The persistent themes of Conover’s book are violence, scarcity, addiction, and isolation. Conover witnessed pointless violence between the hobos, however he also witnessed the hobos victimized by people, particularly children and adolescents whom he said “attacked the only kind of grown up they could get away with attacking.” Real accounts of such attacks have made headlines in recent months and are probably an ever-present possibility for the vulnerable poor. Conover acknowledged that many hobos have fallen outside of society due to trauma in their past, and often nurture an assortment of critical personal issues that make it difficult for them to reintegrate into society. He observed hobos as people who are socially detached from one another, even when they appear to be engaged in friendships. Conover noted that the men who ride the rails are prepared to separate without sentiment at any moment, or worse, turn violently on one another over matters that may seem trivial.

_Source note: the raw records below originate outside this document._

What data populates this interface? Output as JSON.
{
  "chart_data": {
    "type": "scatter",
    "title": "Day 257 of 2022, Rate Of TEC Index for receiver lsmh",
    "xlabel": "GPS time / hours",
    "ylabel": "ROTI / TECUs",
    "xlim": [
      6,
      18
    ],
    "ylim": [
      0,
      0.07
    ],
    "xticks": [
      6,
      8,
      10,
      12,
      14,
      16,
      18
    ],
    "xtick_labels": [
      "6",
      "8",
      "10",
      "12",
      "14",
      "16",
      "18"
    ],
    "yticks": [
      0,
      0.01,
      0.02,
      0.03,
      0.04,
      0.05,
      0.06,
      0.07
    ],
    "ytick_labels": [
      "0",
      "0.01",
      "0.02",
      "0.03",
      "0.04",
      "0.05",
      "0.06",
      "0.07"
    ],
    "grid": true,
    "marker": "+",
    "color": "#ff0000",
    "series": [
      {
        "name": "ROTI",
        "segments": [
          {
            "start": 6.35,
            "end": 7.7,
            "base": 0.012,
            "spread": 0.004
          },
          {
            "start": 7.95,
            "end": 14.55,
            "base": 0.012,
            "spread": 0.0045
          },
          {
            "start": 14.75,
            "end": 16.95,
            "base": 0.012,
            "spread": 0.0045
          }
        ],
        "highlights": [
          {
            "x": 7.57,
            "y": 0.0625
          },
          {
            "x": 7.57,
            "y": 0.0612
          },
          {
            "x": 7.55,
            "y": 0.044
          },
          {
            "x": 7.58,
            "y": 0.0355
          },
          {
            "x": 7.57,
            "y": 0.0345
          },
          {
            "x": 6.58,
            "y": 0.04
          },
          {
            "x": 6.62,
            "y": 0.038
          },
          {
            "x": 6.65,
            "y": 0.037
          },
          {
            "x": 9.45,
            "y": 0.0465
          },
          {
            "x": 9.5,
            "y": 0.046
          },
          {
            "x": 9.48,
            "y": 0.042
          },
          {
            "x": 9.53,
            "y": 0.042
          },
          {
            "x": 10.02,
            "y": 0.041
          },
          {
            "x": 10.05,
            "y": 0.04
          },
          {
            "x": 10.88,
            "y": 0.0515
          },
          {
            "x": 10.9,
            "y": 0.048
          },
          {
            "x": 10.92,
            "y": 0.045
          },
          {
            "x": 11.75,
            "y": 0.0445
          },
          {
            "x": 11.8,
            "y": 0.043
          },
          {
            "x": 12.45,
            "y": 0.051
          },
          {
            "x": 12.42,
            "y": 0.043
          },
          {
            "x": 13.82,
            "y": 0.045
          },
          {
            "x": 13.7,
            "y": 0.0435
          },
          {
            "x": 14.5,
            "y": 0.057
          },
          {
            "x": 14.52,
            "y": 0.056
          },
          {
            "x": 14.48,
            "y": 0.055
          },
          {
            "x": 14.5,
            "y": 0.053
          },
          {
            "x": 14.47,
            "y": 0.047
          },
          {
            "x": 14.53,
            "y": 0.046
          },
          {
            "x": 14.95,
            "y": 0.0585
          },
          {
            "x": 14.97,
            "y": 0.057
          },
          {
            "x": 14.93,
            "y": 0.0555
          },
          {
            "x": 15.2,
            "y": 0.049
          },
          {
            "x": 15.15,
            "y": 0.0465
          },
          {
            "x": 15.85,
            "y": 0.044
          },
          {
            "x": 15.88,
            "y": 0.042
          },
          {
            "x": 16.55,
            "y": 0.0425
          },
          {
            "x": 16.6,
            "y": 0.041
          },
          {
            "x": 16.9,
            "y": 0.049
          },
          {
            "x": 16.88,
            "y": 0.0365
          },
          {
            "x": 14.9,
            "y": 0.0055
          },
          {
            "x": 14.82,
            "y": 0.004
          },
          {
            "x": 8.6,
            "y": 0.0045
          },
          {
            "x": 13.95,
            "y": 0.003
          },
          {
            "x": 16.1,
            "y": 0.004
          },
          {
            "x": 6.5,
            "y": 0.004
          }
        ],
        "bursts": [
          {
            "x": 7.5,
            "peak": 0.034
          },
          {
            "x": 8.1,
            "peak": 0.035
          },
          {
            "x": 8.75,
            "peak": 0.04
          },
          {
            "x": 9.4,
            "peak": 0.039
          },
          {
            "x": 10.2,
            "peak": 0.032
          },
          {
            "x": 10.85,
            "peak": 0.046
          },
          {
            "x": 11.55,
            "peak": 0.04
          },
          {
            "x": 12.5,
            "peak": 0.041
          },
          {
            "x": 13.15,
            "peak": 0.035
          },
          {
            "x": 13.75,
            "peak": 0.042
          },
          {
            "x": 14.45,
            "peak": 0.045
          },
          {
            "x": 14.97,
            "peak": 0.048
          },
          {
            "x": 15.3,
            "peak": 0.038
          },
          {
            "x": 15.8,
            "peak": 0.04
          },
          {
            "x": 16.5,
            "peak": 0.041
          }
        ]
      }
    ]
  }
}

Conover ascertained that while the train moving, the hobo is safe. Danger looms when the train approaches its destination, as rail security, police, and potentially worst of all, other hobos, may be present at the stop. Conover recalls a few close calls between himself and other hobos, and he describes some scenes of hobo on hobo brutality, however for the most part he avoided engaging in violence himself. A single cruel act is committed by the author when he realizes a hobo was trying to enter his boxcar while the train was moving. Conover insisted that to enter an occupied boxcar without asking its occupant is poor hobo etiquette, and when an invader grabbed hold of his car, Conover stomped on his fingers to force him to release his grip. This one scene is shocking and almost creates a sense that Conover has crossed a boundary set by his middle class values, into the moral realm of the career hobo.
While I was reading Rolling Nowhere I was expecting the text to end with some kind of stomping, like the sort Hunter S. Thompson described himself receiving at the hands of the Hells Angels in the epilogue to his account of the motorcycle club. Instead, towards the end of Conover’s text, he described narrowly escaped the light of a police officer, probing the boxcar he was hiding in in Tulsa. Conover described Tulsa as a “hot” town, where the police were intensely active in the search of illicit train passengers. Conover then rests under an overpass and creates a sense of dread through his reflections upon all of the threats a hobo has to be concerned with, and expresses a profound lethargy over this constant worry. He thus extends this dread to a kind of sympathy with the real hobos who did not share in his luxury to return home when they felt the adventure was over. This feeling of dread Conover develops is palpable, however, and is perhaps as profound a means of conveying the danger of the depicted lifestyle as Thompson’s final experience of brutality at the hands of the notorious bikers.
Rolling Nowhere describes the sincere effort made by a middle class young man to enter a social realm occupied by desperate and often dangerous men. Conover lived as closely to the ideal hobo lifestyle as possible, without betraying his origins to any of the people he met on the road. People came to respond to him as a fellow traveler, and he appeared to develop an insightful understanding of hobo society. His reflections on the ways of living and methods for survival adopted by the train-hoppers he met are interesting enough that they should be acknowledged by researchers of this subject matter.